In order for the programme coordinator to carry out a student evaluation, the six instrument types have to be previously registered. This requirement is needed because the evaluation form heading changes according to the employed instrument. When registering an instrument, the system must keep the following information: name, acronym and the relationship between who responds to the evaluation, who evaluates and who is evaluated. This last information is crucial since in conjunction with the curricular activity it defines which form type is applied when registering an evaluation.

BDD user stories and scenarios follow the templates described in [2], but BDD tools generally do not strictly follow these models. For example, JBehave [14] supports a slightly different user story template and the same scenario template, which are shown in Fig. 37.7. Since JBehave supports most of the BDD characteristics, it is well-accepted in the BDD community, it is open source software, and is frequently updated, we chose this tool to develop the case study reported in [6].

Fig. 37.7
figure 7

JBehave User Story and Scenario templates

This scenario template is similar to an Extended Finite State Machine (EFSM) model, which was formally defined as an OWL ontology in [10]. We employed a similar EFSM model using the JBehave templates to build the User Story and Scenario ontology for our case study. There are six scenarios in our case study, one for each instrument type. Figure 37.8 shows an excerpt of this ontology for PATLP.

Fig. 37.8
figure 8

User Story and Scenario ontology with PATLP

To validate our approach, we assessed the quality of our ontologies according to the structural and functional dimensions [15]. Structural validation considers the ontology logical structure, focusing on its syntax and formal semantics. Protégé [12] offers several ontology verification tools for detecting inconsistencies and redundancies in ontologies. For all ontologies we used the reasoners FaCT++, HermiT and Pellet, and we discovered neither inconsistencies nor redundancies on them.

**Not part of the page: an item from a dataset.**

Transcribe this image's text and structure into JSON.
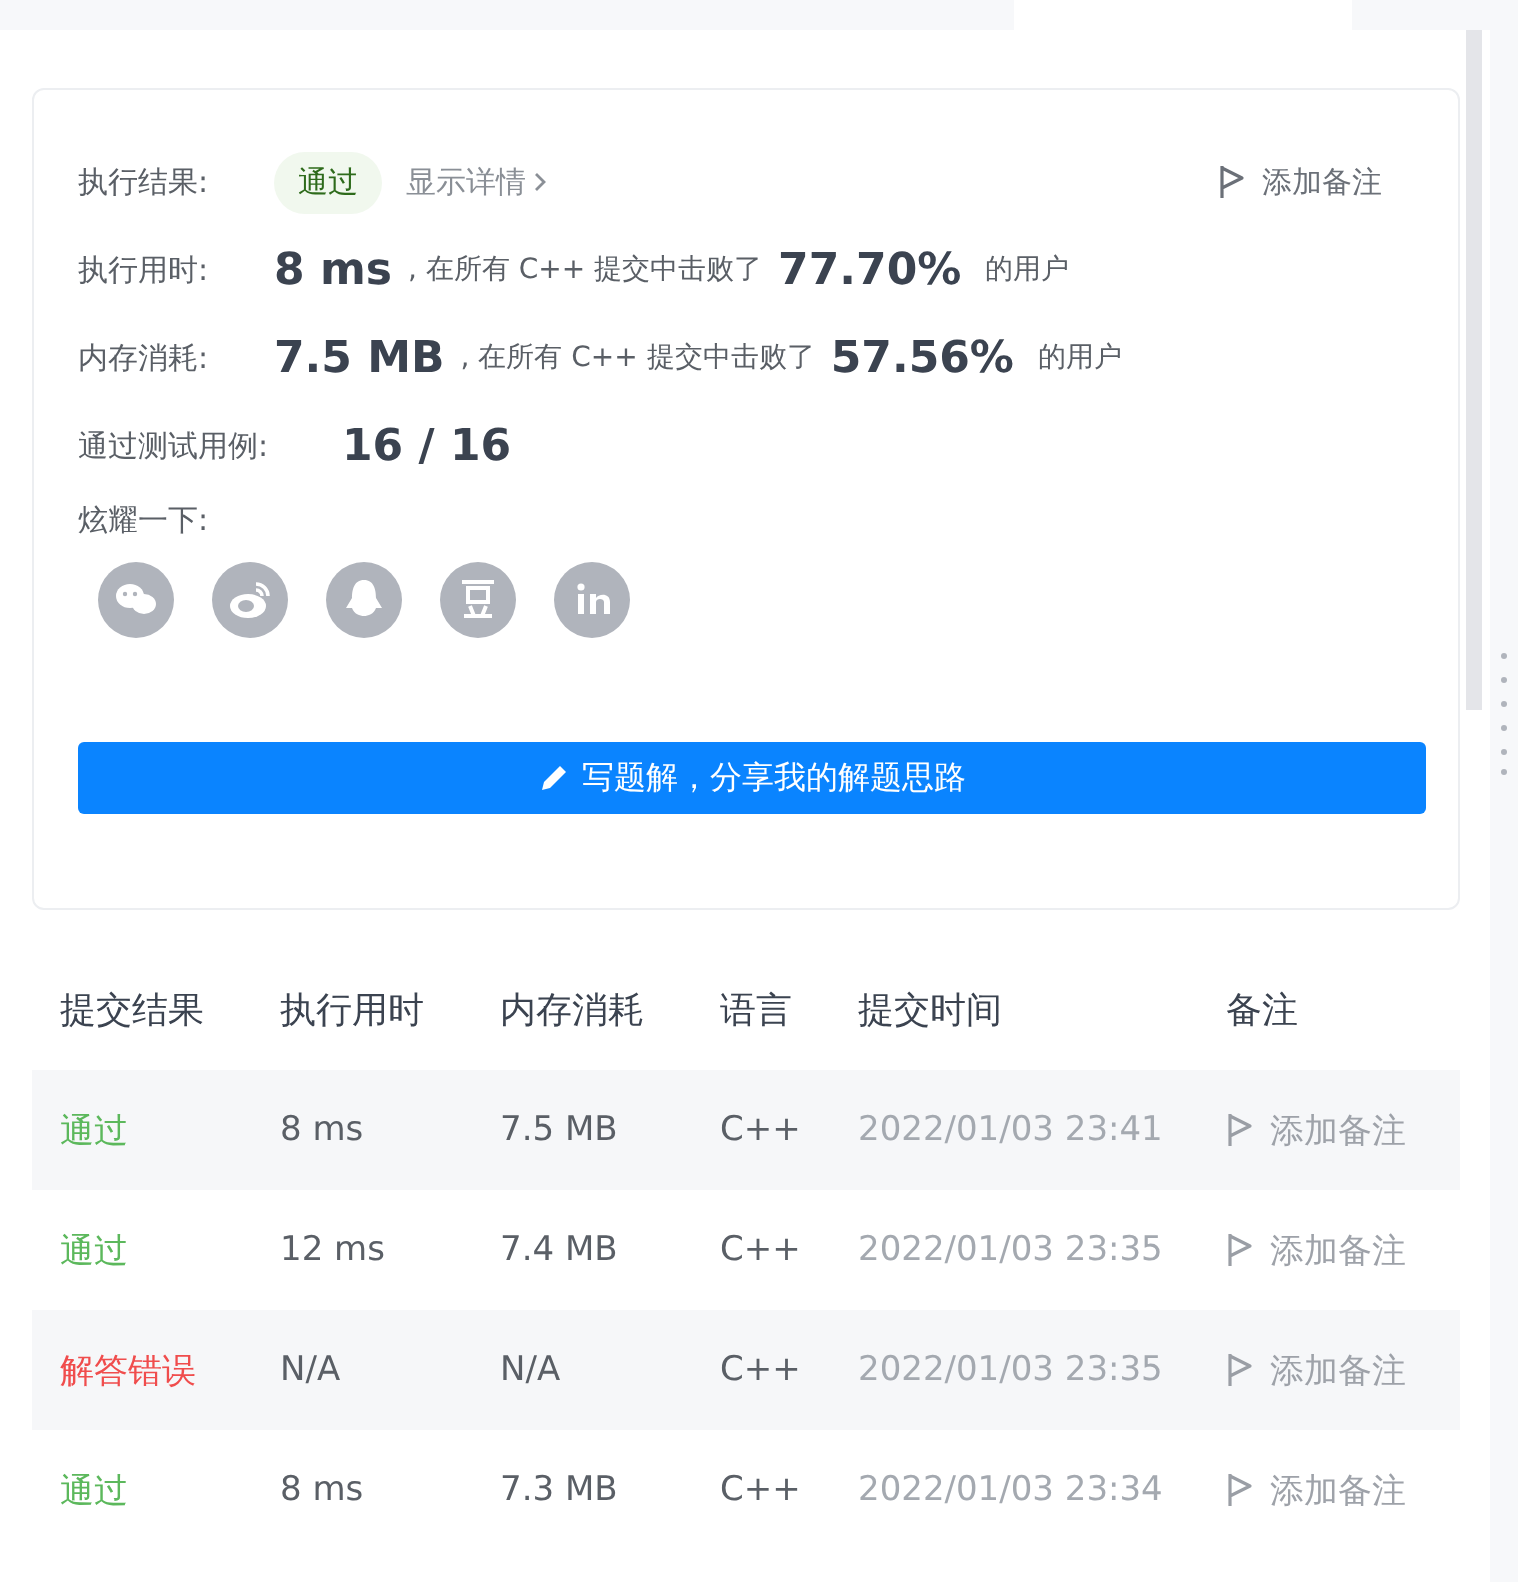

Functional assessment focused on the ontologies usage. This assessment includes evaluation by domain experts, user satisfaction, task assessment, and topic assessment. Our ontologies were assessed in collaboration with our PO during development, aiming at verifying their structure, their restrictions, relations between concepts and the attributes of their concepts. The PO assessed how well these ontologies met predefined criteria, and they have been updated according to the PO suggestions.

6 Conclusion

In this paper, we proposed the use of domain ontologies to reduce the ambiguity introduced by using natural languages to report user stories. We validated this hypothesis by performing a case study in the context of the EAMS-CBALM using a combination of Scrum and BDD. We started from a reference ontology, and we specialized it for the UFSCar Medicine Programme. We selected a module of this system, and used the Evaluation Process ontology of this programme with the user stories for determining the features to be developed.

This ontology provided the main terminology and its relations to the evaluation process that combined with PO user stories improved the communication between PO and developers. Furthermore, it facilitated the definition of scenarios, as well as the User Story and Scenario ontology.

The ontology presented in [10] is domain-free, and describes behaviours that report steps of scenarios performing actions on the UI. Although it is possible to reuse these steps in multiple testing scenarios, specific business behaviours of our case study had to be specified, and we had to map each term to a user interaction, and to write steps for these interactions. Since this ontology only covers UI testing, we intend to extend it to cover other aspects of software behaviour (e.g., persistence). We will also define a development process that combines Scrum, BDD, and Domain Ontologies.